AI Has Become My Co-Founder

This article is based on my experience building Linkeme.ai, a platform helping professionals maintain their digital presence through AI-driven content creation and publishing.
I am the CEO & founder of Easylab AI and Linkeme.ai, both of which are referenced in this article.
When people ask me how I built Linkeme.ai, I usually tell them it’s a story about laziness—creative laziness.
Two years ago, I was running a consulting firm in Luxembourg, trying to rebuild my professional life after tragedy. I had sold my telecom company following the loss of both my co-founders—one to COVID, another to cancer—and found myself managing consultants while searching for something meaningful.
The LinkedIn Problem Nobody Talks About
Every B2B consultant knows this truth: maintaining a LinkedIn presence is practically mandatory. Weekly posts. Thought leadership. Engagement metrics. All while actually running your business.
I couldn’t keep up, and frankly, I didn’t want to. It felt like working a second job just to justify the first one.
So I did what any self-respecting technologist would do—I automated it.
My first solution was embarrassingly simple: I scraped industry articles, fed them to GPT to summarize, and used Make.com to format and schedule posts. It was crude but effective. I could “stay active” on LinkedIn while focusing on client work.
But as I refined this automation, something unexpected happened: colleagues started asking how I maintained such consistent posting despite my workload.

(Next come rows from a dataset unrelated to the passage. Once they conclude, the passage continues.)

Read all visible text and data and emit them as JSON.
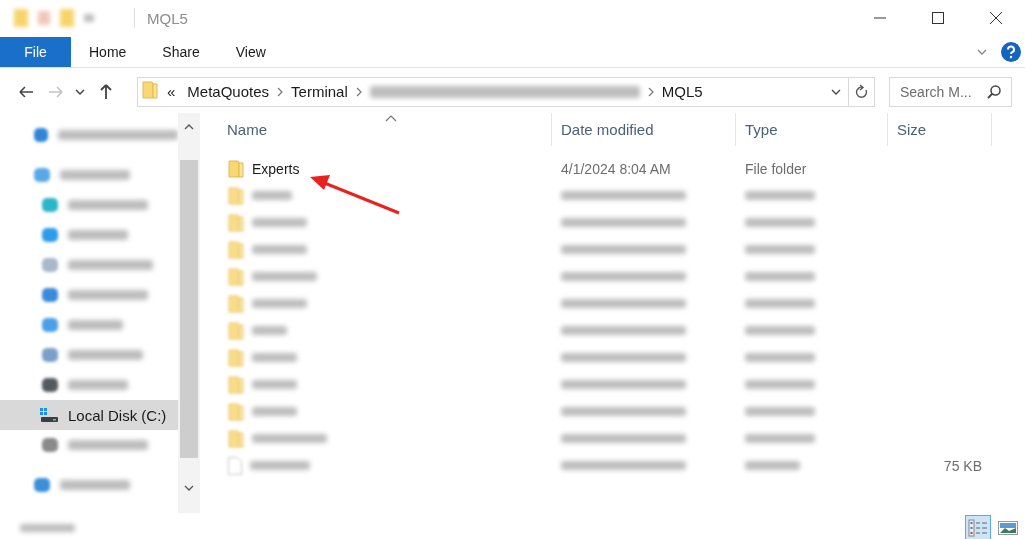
{
  "window": {
    "title": "MQL5"
  },
  "ribbon": {
    "tabs": [
      {
        "label": "File",
        "kind": "file_menu"
      },
      {
        "label": "Home",
        "kind": "tab"
      },
      {
        "label": "Share",
        "kind": "tab"
      },
      {
        "label": "View",
        "kind": "tab"
      }
    ]
  },
  "navigation": [
    {
      "kind": "back",
      "disabled": false
    },
    {
      "kind": "forward",
      "disabled": true
    },
    {
      "kind": "recent",
      "disabled": false
    },
    {
      "kind": "up",
      "disabled": false
    }
  ],
  "address": {
    "breadcrumbs": [
      {
        "kind": "overflow",
        "text": "«"
      },
      {
        "kind": "folder",
        "text": "MetaQuotes"
      },
      {
        "kind": "folder",
        "text": "Terminal"
      },
      {
        "kind": "blurred"
      },
      {
        "kind": "folder",
        "text": "MQL5"
      }
    ]
  },
  "search": {
    "placeholder": "Search M..."
  },
  "navigation_pane": {
    "items": [
      {
        "kind": "blurred",
        "color": "#2f86d8",
        "selected": false
      },
      {
        "kind": "blurred",
        "color": "#58a8e8",
        "selected": false,
        "children": [
          {
            "kind": "blurred",
            "color": "#2bb5c8",
            "selected": false
          },
          {
            "kind": "blurred",
            "color": "#2d9be8",
            "selected": false
          },
          {
            "kind": "blurred",
            "color": "#a8b8c8",
            "selected": false
          },
          {
            "kind": "blurred",
            "color": "#3a8ad8",
            "selected": false
          },
          {
            "kind": "blurred",
            "color": "#4aa0e8",
            "selected": false
          },
          {
            "kind": "blurred",
            "color": "#7aa0c8",
            "selected": false
          },
          {
            "kind": "blurred",
            "color": "#555a60",
            "selected": false
          },
          {
            "kind": "drive",
            "label": "Local Disk (C:)",
            "selected": true
          },
          {
            "kind": "blurred",
            "color": "#8a8a8a",
            "selected": false
          }
        ]
      },
      {
        "kind": "blurred",
        "color": "#3a90d8",
        "selected": false
      }
    ]
  },
  "file_list": {
    "columns": [
      {
        "label": "Name",
        "sorted": true
      },
      {
        "label": "Date modified",
        "sorted": false
      },
      {
        "label": "Type",
        "sorted": false
      },
      {
        "label": "Size",
        "sorted": false
      }
    ],
    "rows": [
      {
        "kind": "folder",
        "blurred": false,
        "name": "Experts",
        "date_modified": "4/1/2024 8:04 AM",
        "type": "File folder"
      },
      {
        "kind": "folder",
        "blurred": true
      },
      {
        "kind": "folder",
        "blurred": true
      },
      {
        "kind": "folder",
        "blurred": true
      },
      {
        "kind": "folder",
        "blurred": true
      },
      {
        "kind": "folder",
        "blurred": true
      },
      {
        "kind": "folder",
        "blurred": true
      },
      {
        "kind": "folder",
        "blurred": true
      },
      {
        "kind": "folder",
        "blurred": true
      },
      {
        "kind": "folder",
        "blurred": true
      },
      {
        "kind": "folder",
        "blurred": true
      },
      {
        "kind": "file",
        "blurred": true,
        "size": "75 KB"
      }
    ]
  },
  "annotation": {
    "kind": "arrow",
    "color": "#e8231f"
  },
  "status_bar": {
    "view_buttons": [
      {
        "kind": "details",
        "selected": true
      },
      {
        "kind": "large_icons",
        "selected": false
      }
    ]
  }
}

When a Hack Becomes a Product
That’s when the true potential clicked. If I needed this, surely thousands of other professionals did too. Not just another AI writing tool, but a comprehensive system that could:
- Absorb a company’s website, documentation, and brand voice
- Generate platform-specific content that actually sounds like you
- Create complete visual assets without design skills
- Publish across multiple networks with zero human intervention
- Learn from engagement to optimize future content
This wasn’t just about automation—it was about solving a real business problem that was costing professionals hours every week.
Building in Public (With AI in Private)
I rebuilt my hacky solution into a proper product I called Linkeme.ai. The first version combined Bolt.new for the interface with Make.com handling the backend orchestration.
Behind the scenes, we implemented:
- GPT-4.1 and Claude models working in tandem for content generation
- Internal ranking algorithms selecting the most on-brand outputs
- Platform-specific formatting engines adjusting for character counts and audience expectations
- An LLM-driven visual composition system creating branded graphics
- Multi-platform publishing flows with error handling and scheduling
The prototype worked well enough that I started inviting beta users. Their feedback validated what I suspected: professionals desperately wanted to maintain their digital presence but lacked the time and creative energy to do it consistently.
The AI Development Breakthrough
For most founders, this is where the story would focus on fundraising or marketing. But what fascinated me most was how we built version 2.0.
We migrated everything to AWS, replacing our patchwork architecture with a serverless system using Lambda and Step Functions. But here’s what made it unique: we developed Cline, an internal tool leveraging LLM agents directly within VS Code.
These AI agents didn’t just help write code—they designed entire workflows. They identified edge cases I hadn’t considered. They refactored inefficient processes before we even deployed them.
In a very real sense, AI wasn’t just building content for Linkeme customers—it was building Linkeme itself.
The Recursive AI Company
Today, Linkeme processes thousands of posts daily across multiple platforms. We’ve grown from a single-founder project to a team with enterprise clients. Our system handles everything from content ideation to performance analytics without human intervention.
What still amazes me is the recursive nature of it all:
- AI helped conceive the product idea by solving my personal problem
- AI designed the technical architecture and workflows
- AI wrote significant portions of our codebase
- AI generates the content our customers publish
- AI analyzes performance data to improve future outputs
This wasn’t “AI-assisted development.” This was AI as a fundamental co-creator—something closer to a co-founder than a tool.
The Future of AI-Native Companies
What I’ve learned from building Linkeme is that we’re entering an era of truly AI-native companies. Not businesses that merely implement AI features, but organizations where AI shapes the very process of building the business itself.
For entrepreneurs, this represents a profound shift. The question isn’t just “what can AI do for my customers?” but “how can AI transform how I build, operate, and scale my company?”
The old approach treated AI as a product feature. The new approach sees AI as a partner in the entire business creation process—from ideation to execution.
And perhaps the most surprising lesson? It all started because I was too lazy to write LinkedIn posts.